Despite a haphazard film career, Mickey Rourke has always risen to the challenge of good material, and he certainly makes every second count in this movie as the rather gentle giant Randy Robinson. His face and body etched with a lifetime of professional mayhem, Rourke exudes both tenderness and toughness as he attempts to cope with the rotten eggs life seems to toss his way. As the aging stripper tentatively reaching out for her own cure for loneliness, Marisa Tomei gives a fearless performance of skill and daring. Evan Rachel Wood gets fewer chances to strut her stuff as the bitter abandoned daughter, but she manages to find truth in her few scenes that’s worthy of the pathos of her situation.


Video Quality

4/5

The film is presented in its theatrical 2.35:1 aspect ratio in 1080p using the AVC codec. The moderately grainy image recreates the rawness and grit of the world it’s portraying beautifully with natural color and accurate flesh tones. Blacks are incredibly inky, the letterbox bars easily blending into the darkness. However, details are sometimes lost in the shadows despite the image’s overall sharpness. The film has been divided into 24 chapters.

Audio Quality

4/5

The DTS-HD Master Audio 5.1 audio mix certainly uses the surrounds to optimum advantage during the wrestling matches as the yowling crowd seems ever-present, but it misses other opportunities for surround ambiance at other times during the film, particularly in the strip club scenes and the grocery store.


Special Features

2.5/5

“Within the Ring” is a comprehensive look at the making of the movie with interviews featuring the director, several producers, the production designer, the stunt coordinator, the film editor, the cinematographer, co-star Even Rachel Wood, the screenwriter, Rourke’s stunt double, other wrestlers featured as Randy’s adversaries, and the film’s composer. It lasts 42 ¾ minutes and is in 480p.

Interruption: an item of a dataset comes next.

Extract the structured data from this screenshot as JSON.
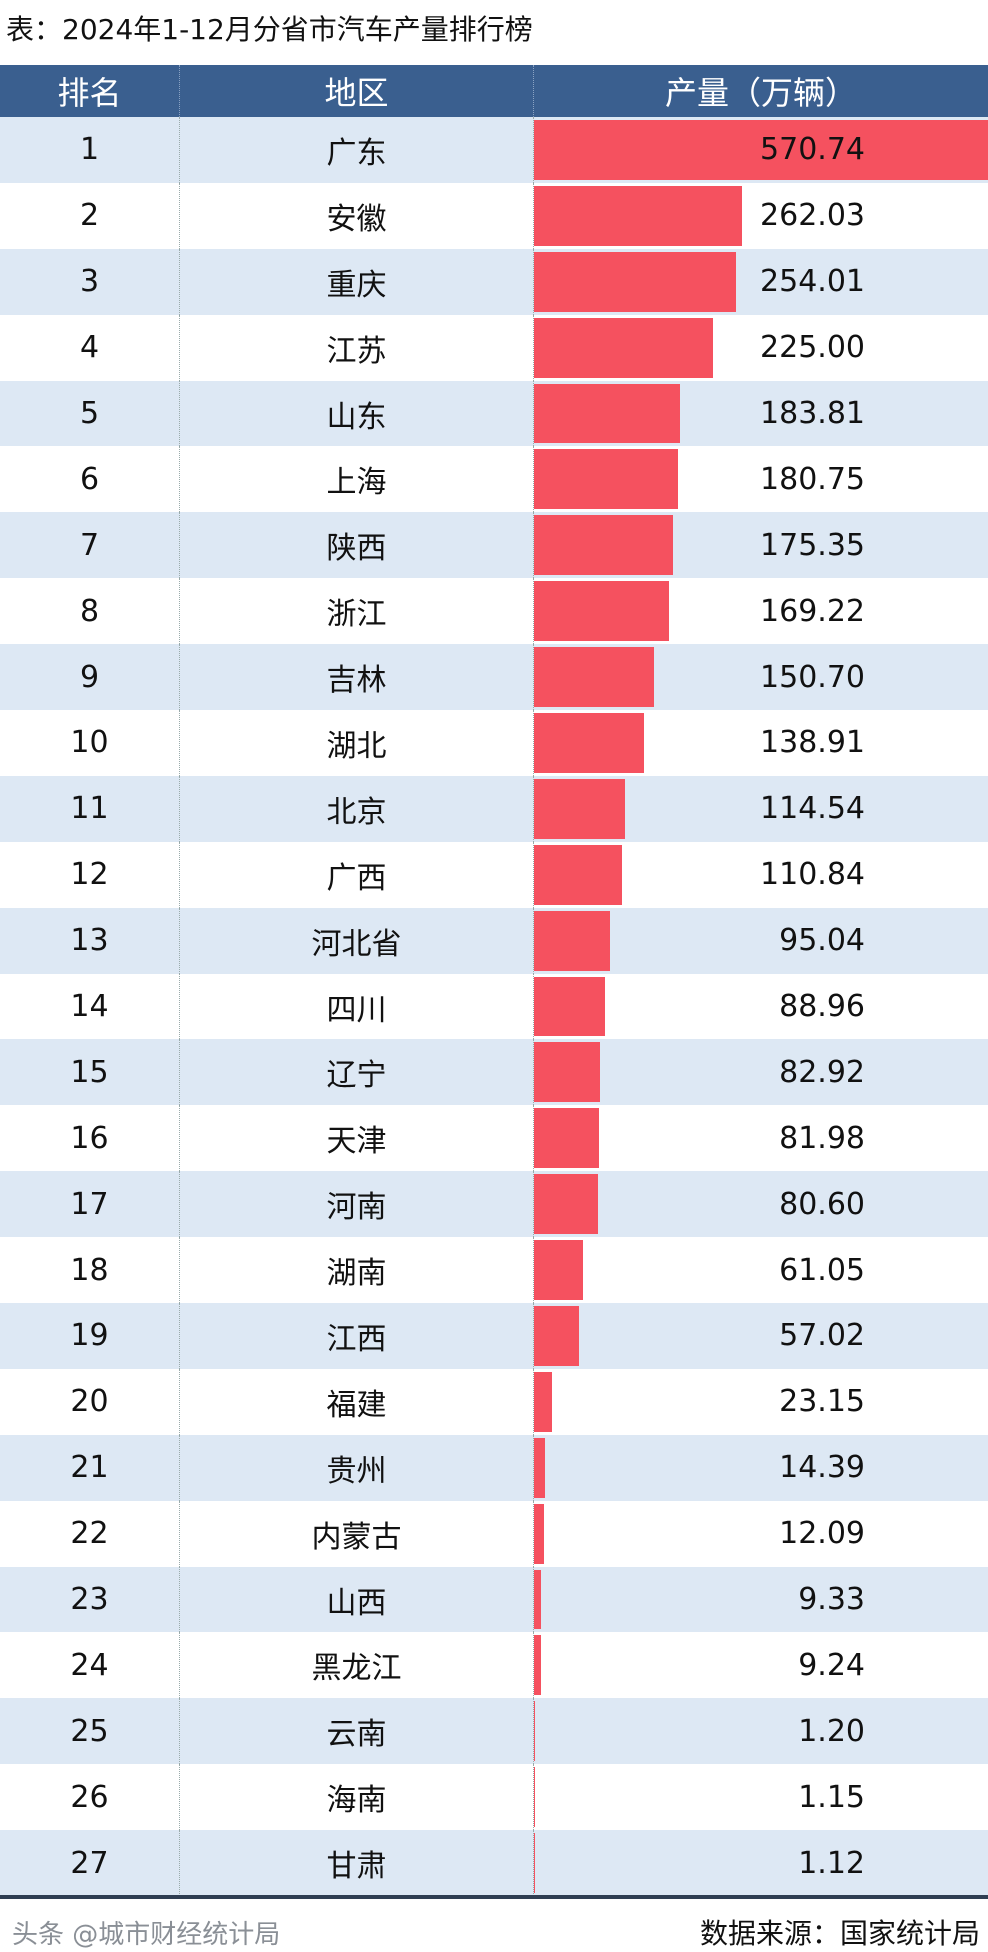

“Wrestler Round Table” gathers professional wrestlers Roddy Piper, Dallas Page, Brutus Beefcake, Greg Valentine, and Lex Lugar at a table to be interviewed by moderator Damon Andrews who asks the men intelligent questions not only about their reactions to the movie but also about the highs and lows of their own careers. This lasts 25 minutes in 480p.

“The Wrestler” Music Video features this year’s Golden Globe-winner for Best Song sung by its composer Bruce Springsteen in a 4-minute music video presented in 480i.

The disc offers trailers for X-Men Origins: Wolverine, Slumdog Millionaire, Notorious, and the CD of Working on a Dream. The trailer for The Wrestler is not present.

Disc two in the set offers a digital copy of the film and instructions inside the case for installation on PC and Mac devices.


In Conclusion

4/5 (not an average)

An outstanding character study blessed by fantastic performances and directed with a flair that captures the power and pain of professional wrestling both inside and outside the ring, The Wrestler is unquestionably a film worth seeing.